6. Subcommand structure: ctx

Context: Multiple stacks, each with multiple commands. Need a consistent, scalable interface.

Decision: ctx <stack> <command> [args] [flags]. Examples:

  • ctx csharp project
  • ctx csharp outline src/Foo.cs
  • ctx git
  • ctx auto project

Consequences:

  • Adding a new stack = adding a new top-level subcommand.
  • Commands within a stack are subcommands of the stack command.
  • Consistent with kubectl, gh, and other modern CLIs.

7. Module path: github.com/ricarneiro/ctx

Context: Source is hosted on a private Gitea instance (git.carneiro.ddnsfree.com). Go module paths do not need to match the actual git host. If we want go install from the public GitHub mirror later, the module path must match.

Decision: github.com/ricarneiro/ctx from day one.

Consequences:

  • Developers cloning from Gitea still use this module path — no friction.
  • go install github.com/ricarneiro/ctx/cmd/ctx@latest works once we push to GitHub. No rename needed.
  • If we never publish to GitHub, the module path is just an identifier and causes no problems.

8. License: MIT

Context: Want maximum adoption. No patent clause complexity.

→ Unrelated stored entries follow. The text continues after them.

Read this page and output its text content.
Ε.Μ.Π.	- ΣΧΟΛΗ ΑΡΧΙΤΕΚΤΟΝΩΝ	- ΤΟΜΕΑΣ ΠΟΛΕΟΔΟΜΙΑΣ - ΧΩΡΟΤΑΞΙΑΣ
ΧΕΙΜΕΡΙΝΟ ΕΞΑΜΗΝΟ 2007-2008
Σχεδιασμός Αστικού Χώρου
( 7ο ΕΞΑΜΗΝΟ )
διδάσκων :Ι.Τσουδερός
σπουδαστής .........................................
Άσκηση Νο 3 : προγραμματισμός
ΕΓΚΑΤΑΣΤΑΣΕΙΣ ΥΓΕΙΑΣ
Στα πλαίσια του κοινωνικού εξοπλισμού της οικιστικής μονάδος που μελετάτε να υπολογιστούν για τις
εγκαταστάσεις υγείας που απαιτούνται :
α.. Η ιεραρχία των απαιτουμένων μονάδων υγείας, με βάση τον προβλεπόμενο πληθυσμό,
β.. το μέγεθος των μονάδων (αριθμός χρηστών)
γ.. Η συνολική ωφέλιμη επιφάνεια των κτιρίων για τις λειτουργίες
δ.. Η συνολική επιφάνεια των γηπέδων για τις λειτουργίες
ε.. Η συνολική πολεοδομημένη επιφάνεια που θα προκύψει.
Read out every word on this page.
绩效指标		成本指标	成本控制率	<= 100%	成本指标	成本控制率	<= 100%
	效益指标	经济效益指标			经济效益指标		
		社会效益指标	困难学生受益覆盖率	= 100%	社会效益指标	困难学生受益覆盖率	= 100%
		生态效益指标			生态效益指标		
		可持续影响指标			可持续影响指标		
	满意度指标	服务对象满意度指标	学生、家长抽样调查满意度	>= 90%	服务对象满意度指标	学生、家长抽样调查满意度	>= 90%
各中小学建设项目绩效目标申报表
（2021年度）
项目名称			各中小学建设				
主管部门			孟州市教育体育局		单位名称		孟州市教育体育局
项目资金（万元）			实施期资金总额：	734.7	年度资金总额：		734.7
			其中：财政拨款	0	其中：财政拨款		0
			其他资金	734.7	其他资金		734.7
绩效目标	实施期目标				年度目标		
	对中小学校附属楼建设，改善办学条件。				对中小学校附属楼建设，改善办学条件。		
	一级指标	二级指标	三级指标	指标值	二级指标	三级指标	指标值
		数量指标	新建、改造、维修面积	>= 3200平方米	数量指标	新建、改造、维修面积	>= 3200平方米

Decision: MIT, copyright Ricardo Carneiro.

Consequences:

  • Anyone can use, fork, embed, sell without restrictions.
  • No copyleft. If this matters later, we can dual-license, but that's a future problem.

9. Commit convention: Conventional Commits

Context: Want automated CHANGELOG generation in the future. Need a consistent commit format from day one.

Decision: Conventional Commits (feat:, fix:, chore:, docs:, refactor:, test:). Enforced by convention, not by hook (yet).

Consequences:

  • git log --oneline is readable.
  • Can run git-cliff or conventional-changelog later to generate CHANGELOG.
  • PRs should squash to a single conventional commit on merge.